Jesus zu Beginn seiner zwanziger Jahre, 1997, Buntfarbstiftzeichnung
Jesus zu Beginn seiner zwanziger Jahre, 1997, Buntfarbstiftzeichnung

Über Spötter und schlechte Kabarettisten

Schlechte Witze verdunkeln den Geist, gute Witze können erleuchten.

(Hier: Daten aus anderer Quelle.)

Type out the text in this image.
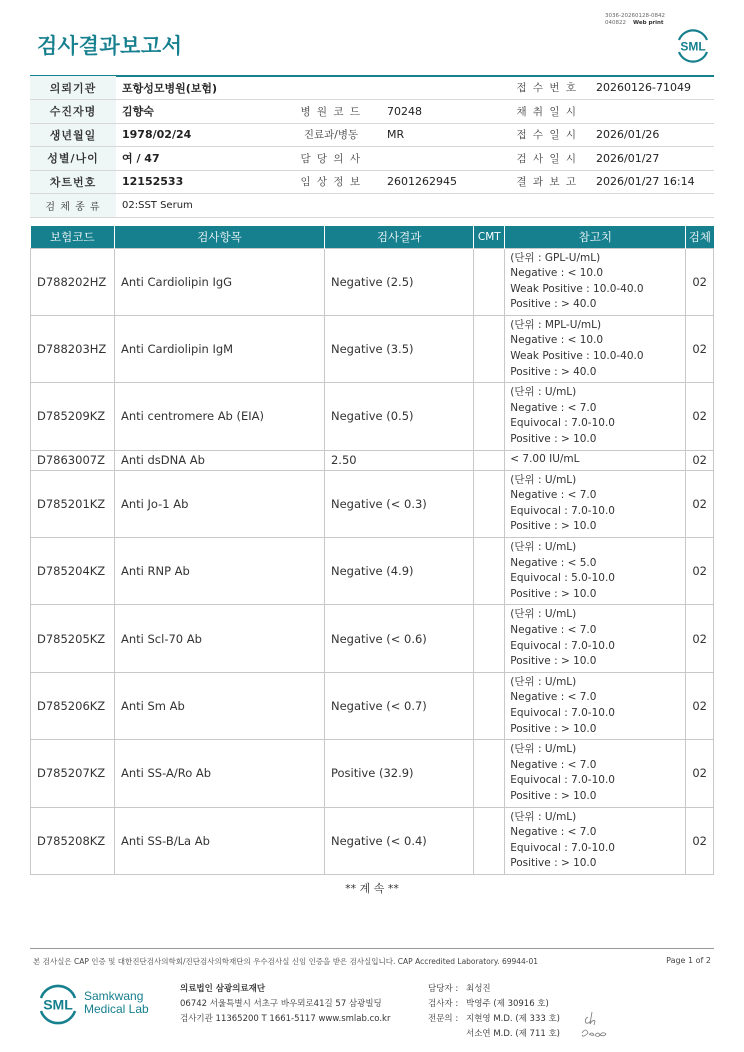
3036-20260128-0842
040822 Web print
검사결과보고서	SML
의뢰기관	포항성모병원(보험)			접 수 번 호	20260126-71049
수진자명	김향숙	병 원 코 드	70248	채 취 일 시	
생년월일	1978/02/24	진료과/병동	MR	접 수 일 시	2026/01/26
성별/나이	여 / 47	담 당 의 사		검 사 일 시	2026/01/27
차트번호	12152533	임 상 정 보	2601262945	결 과 보 고	2026/01/27 16:14
검 체 종 류	02:SST Serum				
보험코드	검사항목	검사결과	CMT	참고치	검체
D788202HZ	Anti Cardiolipin IgG	Negative (2.5)		(단위 : GPL-U/mL)
Negative : < 10.0
Weak Positive : 10.0-40.0
Positive : > 40.0	02
D788203HZ	Anti Cardiolipin IgM	Negative (3.5)		(단위 : MPL-U/mL)
Negative : < 10.0
Weak Positive : 10.0-40.0
Positive : > 40.0	02
D785209KZ	Anti centromere Ab (EIA)	Negative (0.5)		(단위 : U/mL)
Negative : < 7.0
Equivocal : 7.0-10.0
Positive : > 10.0	02
D7863007Z	Anti dsDNA Ab	2.50		< 7.00 IU/mL	02
D785201KZ	Anti Jo-1 Ab	Negative (< 0.3)		(단위 : U/mL)
Negative : < 7.0
Equivocal : 7.0-10.0
Positive : > 10.0	02
D785204KZ	Anti RNP Ab	Negative (4.9)		(단위 : U/mL)
Negative : < 5.0
Equivocal : 5.0-10.0
Positive : > 10.0	02
D785205KZ	Anti Scl-70 Ab	Negative (< 0.6)		(단위 : U/mL)
Negative : < 7.0
Equivocal : 7.0-10.0
Positive : > 10.0	02
D785206KZ	Anti Sm Ab	Negative (< 0.7)		(단위 : U/mL)
Negative : < 7.0
Equivocal : 7.0-10.0
Positive : > 10.0	02
D785207KZ	Anti SS-A/Ro Ab	Positive (32.9)		(단위 : U/mL)
Negative : < 7.0
Equivocal : 7.0-10.0
Positive : > 10.0	02
D785208KZ	Anti SS-B/La Ab	Negative (< 0.4)		(단위 : U/mL)
Negative : < 7.0
Equivocal : 7.0-10.0
Positive : > 10.0	02
** 계 속 **
본 검사실은 CAP 인증 및 대한진단검사의학회/진단검사의학재단의 우수검사실 신임 인증을 받은 검사실입니다. CAP Accredited Laboratory. 69944-01	Page 1 of 2
SML
Samkwang
Medical Lab
의료법인 삼광의료재단
06742 서울특별시 서초구 바우뫼로41길 57 삼광빌딩
검사기관 11365200 T 1661-5117 www.smlab.co.kr
담당자 : 최성진
검사자 : 박영주 (제 30916 호)
전문의 : 지현영 M.D. (제 333 호)
서소연 M.D. (제 711 호)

Dumme Witze ziehen den Geist herunter.

Geistreiche Witze wecken Erkenntnis und das Aha-Erlebnis einer Erleuchtung. Schlechte Witze sind vorhersagbar. Ihre Absicht ist von vorn herein erkennbar. Ihr Ziel ist ein voreingenommener Standpunkt. So ist auch der dümmste Witz derjenige, der auf die persönliche Diffamierung eines Menschen aus ist. Er enthüllt zugleich eine niedrige und bösartige Gesinnung. Kabarettisten, die sich über schlechte Filme und bösartige Menschen mit obszönen Worten aufgeilen, begeben sich unwissentlich in die geistigen Niederungen derer, die sie sie zu kritisieren vorgeben. Sie bleiben in diesen Niederungen gefangen. Ihr Lachen drückt Überheblichkeit aus. Es ist darüber hinaus erzwungen, da es sich in der ausgiebigen Beschäftigung mit den Niederungen ihrer betrachteten geistiger Produkte nicht weit genug über diese erheben kann, um ein befreiendes Lachen zu sein. Ein befreiendes Lachen ist immer versöhnlich, ein dummes Lachen verächtlich. Selbst wenn der Spötter es versöhnlich nennen mag, so versöhnt er sich doch nur mit dem verächtlich Gemeinten, mit dem er sich durch seine Kritik infiziert. Er schadet sich durch seine Haltung selbst und kann zu keiner höheren Erkenntnis kommen. Wer darüber hinaus Menschen persönlich verspottet, beweist seine Bösartigkeit. Leute, die ich auf diese Weise entlarven, sollte man meiden. Witze, die auf die Vernichtung eines Menschen aus sind, können niemals gut sein. Dagegen können Humor und Ironie, sofern sie Verhaltensweisen betreffen, treffend und geistreich sein. Ein oberflächlicher Zeitgeist, der sich moralische Dummheit auf seine Fahne geschrieben hat, ist freilich blind und nicht zu einer Unterscheidung fähig. Er ist von Hass und Bosheit getrieben. Bosheit und Hass haben aber, im Gegensatz zu einem gerechten Zorn, immer ein Ziel vor Augen: Die Ausschaltung eines persönlichen Gegners, der den eigenen Plänen im Wege steht. Es muss freilich ein starker, ein zumindest stark überschätzter Gegner sein, an dem sich das Böse abmüht, ihn klein zu machen. Das Lachen der Bosheit kommt stoßweise heraus. Es wirkt erzwungen und würgt den Lachenden selbst.